General registration opens June 20. Once registered, attendees can sign up for free tickets for one or more panel discussions beginning August 16.

Those interested in attending one or more scheduled dinners with event speakers and other special guests must purchase tickets separately. Dinner ticket sales begin July 25 for Giving Society members and August 16 for the general public. Become a member of the AGF Giving Society today.

Weather permitting, some WIT Festival events may take place in outside venues on the Shakespeare & Company campus. The WIT Festival will follow CDC and Massachusetts Public Health COVID-19 rules for gatherings.

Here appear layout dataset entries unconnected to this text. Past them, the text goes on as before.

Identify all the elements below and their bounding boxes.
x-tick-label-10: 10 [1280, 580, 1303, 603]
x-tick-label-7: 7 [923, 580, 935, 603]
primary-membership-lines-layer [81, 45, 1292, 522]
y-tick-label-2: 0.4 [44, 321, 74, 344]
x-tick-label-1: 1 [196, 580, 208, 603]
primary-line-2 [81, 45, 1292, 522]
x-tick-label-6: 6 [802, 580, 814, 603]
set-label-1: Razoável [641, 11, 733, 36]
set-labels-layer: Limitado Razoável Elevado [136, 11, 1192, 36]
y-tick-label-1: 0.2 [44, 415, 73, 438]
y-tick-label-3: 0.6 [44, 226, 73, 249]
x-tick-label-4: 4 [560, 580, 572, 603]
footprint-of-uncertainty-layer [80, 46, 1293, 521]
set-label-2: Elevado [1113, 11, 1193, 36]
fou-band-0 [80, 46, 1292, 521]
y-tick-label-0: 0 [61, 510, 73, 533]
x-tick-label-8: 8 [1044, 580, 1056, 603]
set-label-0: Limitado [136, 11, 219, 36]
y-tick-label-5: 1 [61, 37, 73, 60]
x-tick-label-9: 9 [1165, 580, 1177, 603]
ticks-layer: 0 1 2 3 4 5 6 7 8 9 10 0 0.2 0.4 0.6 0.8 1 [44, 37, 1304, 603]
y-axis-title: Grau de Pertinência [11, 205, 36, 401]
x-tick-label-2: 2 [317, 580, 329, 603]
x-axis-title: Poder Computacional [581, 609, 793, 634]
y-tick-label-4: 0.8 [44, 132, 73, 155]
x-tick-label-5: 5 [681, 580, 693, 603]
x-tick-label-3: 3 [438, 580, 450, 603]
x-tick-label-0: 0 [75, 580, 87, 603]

Register or find more information, including hotel accommodations and dining options, at authorsguild.org/witfestival.

About the Authors Guild and the Authors Guild Foundation

With more than 12,000 members, the Authors Guild is the nation’s oldest and largest professional organization for published writers. It advocates on behalf of working writers to protect free speech, freedom of expression and authors’ copyrights; fights for fair contracts and authors’ ability to earn a livable wage; and provides a welcoming community for writers and translators of fiction, nonfiction, poetry and journalism. Free programming to teach working writers about the business of writing, and public events that highlight the importance of a rich, diverse American literary culture and the authors that contribute to it, is made possible through the Authors Guild Foundation, the Guild’s educational and charitable arm.